De meisjes van het cultural team vonden dat ik een mooie danssteil had... dat is misschien wat overdreven. Ik vond het gewoon zo leuk om te doen en heb me heel goed geamuzeert. We hebben wel ongeveer drie dagen non stop in het zweet gestaan, ongelofelijk! Ik heb nog nooit zo hard gezweet, maar ik heb ook nog nooit drie dagen aan een stuk van 10u30 tot 16u30 staan springen en dansen en trommelen bij een temperatuur van 35°. Het is hier ondertussen echt warm geworden, vorige week ergens was het plots zomer, blijkbaar wordt het nu alleen nog maar warmer... gelukkig is er wel meestal een windje en is er een heldere hemel, geen doefe of vochtige toestanden.
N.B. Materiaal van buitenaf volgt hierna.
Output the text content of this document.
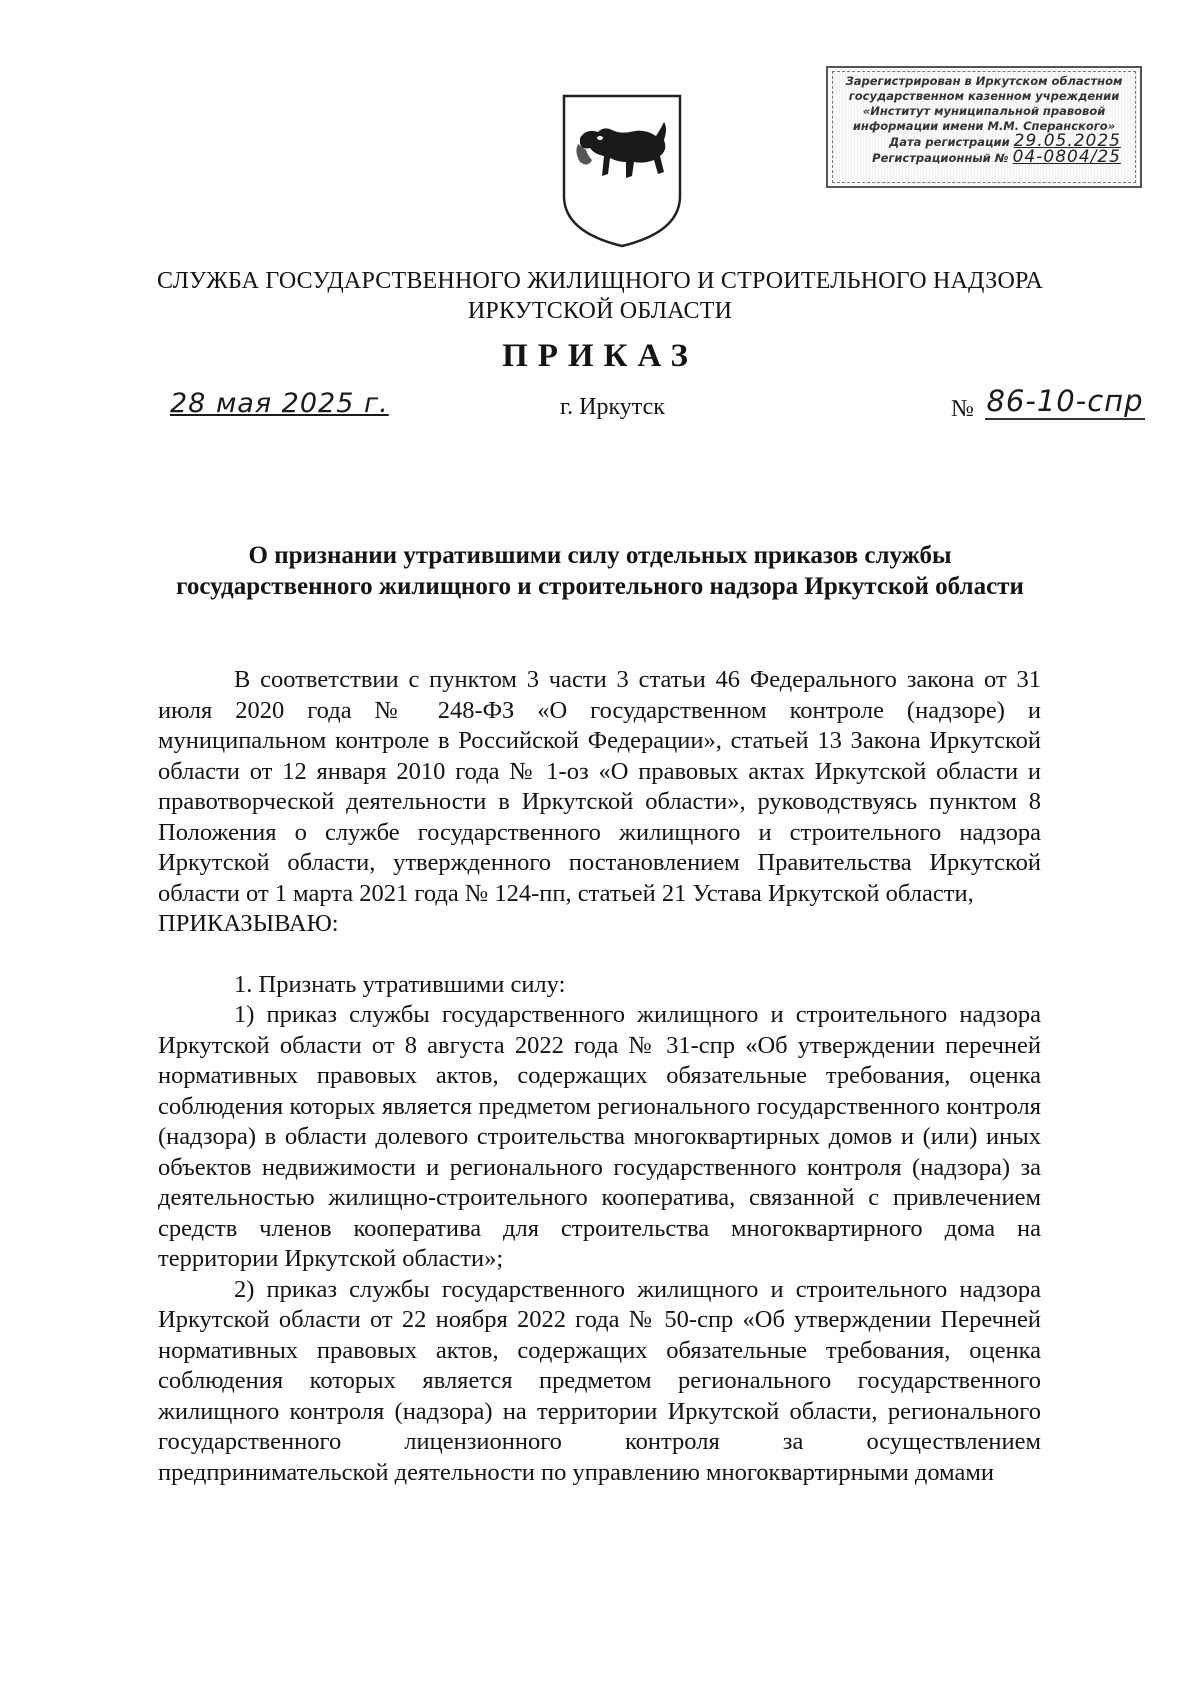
Зарегистрирован в Иркутском областном
государственном казенном учреждении
«Институт муниципальной правовой
информации имени М.М. Сперанского»
Дата регистрации 29.05.2025
Регистрационный № 04-0804/25
СЛУЖБА ГОСУДАРСТВЕННОГО ЖИЛИЩНОГО И СТРОИТЕЛЬНОГО НАДЗОРА
ИРКУТСКОЙ ОБЛАСТИ
ПРИКАЗ
28 мая 2025 г.	г. Иркутск	№ 86-10-спр
О признании утратившими силу отдельных приказов службы
государственного жилищного и строительного надзора Иркутской области

В соответствии с пунктом 3 части 3 статьи 46 Федерального закона от 31 июля 2020 года № 248-ФЗ «О государственном контроле (надзоре) и муниципальном контроле в Российской Федерации», статьей 13 Закона Иркутской области от 12 января 2010 года № 1-оз «О правовых актах Иркутской области и правотворческой деятельности в Иркутской области», руководствуясь пунктом 8 Положения о службе государственного жилищного и строительного надзора Иркутской области, утвержденного постановлением Правительства Иркутской области от 1 марта 2021 года № 124-пп, статьей 21 Устава Иркутской области,

ПРИКАЗЫВАЮ:

1. Признать утратившими силу:

1) приказ службы государственного жилищного и строительного надзора Иркутской области от 8 августа 2022 года № 31-спр «Об утверждении перечней нормативных правовых актов, содержащих обязательные требования, оценка соблюдения которых является предметом регионального государственного контроля (надзора) в области долевого строительства многоквартирных домов и (или) иных объектов недвижимости и регионального государственного контроля (надзора) за деятельностью жилищно-строительного кооператива, связанной с привлечением средств членов кооператива для строительства многоквартирного дома на территории Иркутской области»;

2) приказ службы государственного жилищного и строительного надзора Иркутской области от 22 ноября 2022 года № 50-спр «Об утверждении Перечней нормативных правовых актов, содержащих обязательные требования, оценка соблюдения которых является предметом регионального государственного жилищного контроля (надзора) на территории Иркутской области, регионального государственного лицензионного контроля за осуществлением предпринимательской деятельности по управлению многоквартирными домами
Om af te sluiten misschien nog even een stukje uit mijn dagboek, dit heb ik gisteren avond geschrven, na afloop van de drie dans-dagen:

"Wat een fantastische dagen hebben we achter de rug! Dansen en trommelen, heerlijk. Alle remmen los, ookal kan ik niet bewegen, gewoon gaan. En het lukt nog ook! Het trommelen was echt leuk, de dans met de schaaltje ook én het klappen eigenlijk ook. Alles was gewoon leuk! De trainers, de mensen, als groep, als vrienden, als leraar. Heel geduldig, toch doorgaan en de lat hoog leggen. Ik zweet als nooit te voren, dans de benen van onder mijn lijf, trommel er op los en hou ervan. Sendl en Moektl zijn echt geweldige gasten, ik zou direkt tekenen voor hun job! Heerlijk om even weg te zijn van Samy en alleen onze plan te trekken tussen een groep dansers waarbinnen nauwelijks iemand een woord engels praat. We leren elkaar zingen en dansen, tamil en nederlands. Geen gène, gewoon samen zijn en gaan! Geweldig!"

Veel groetjes van een blije en gelukkige Johanna!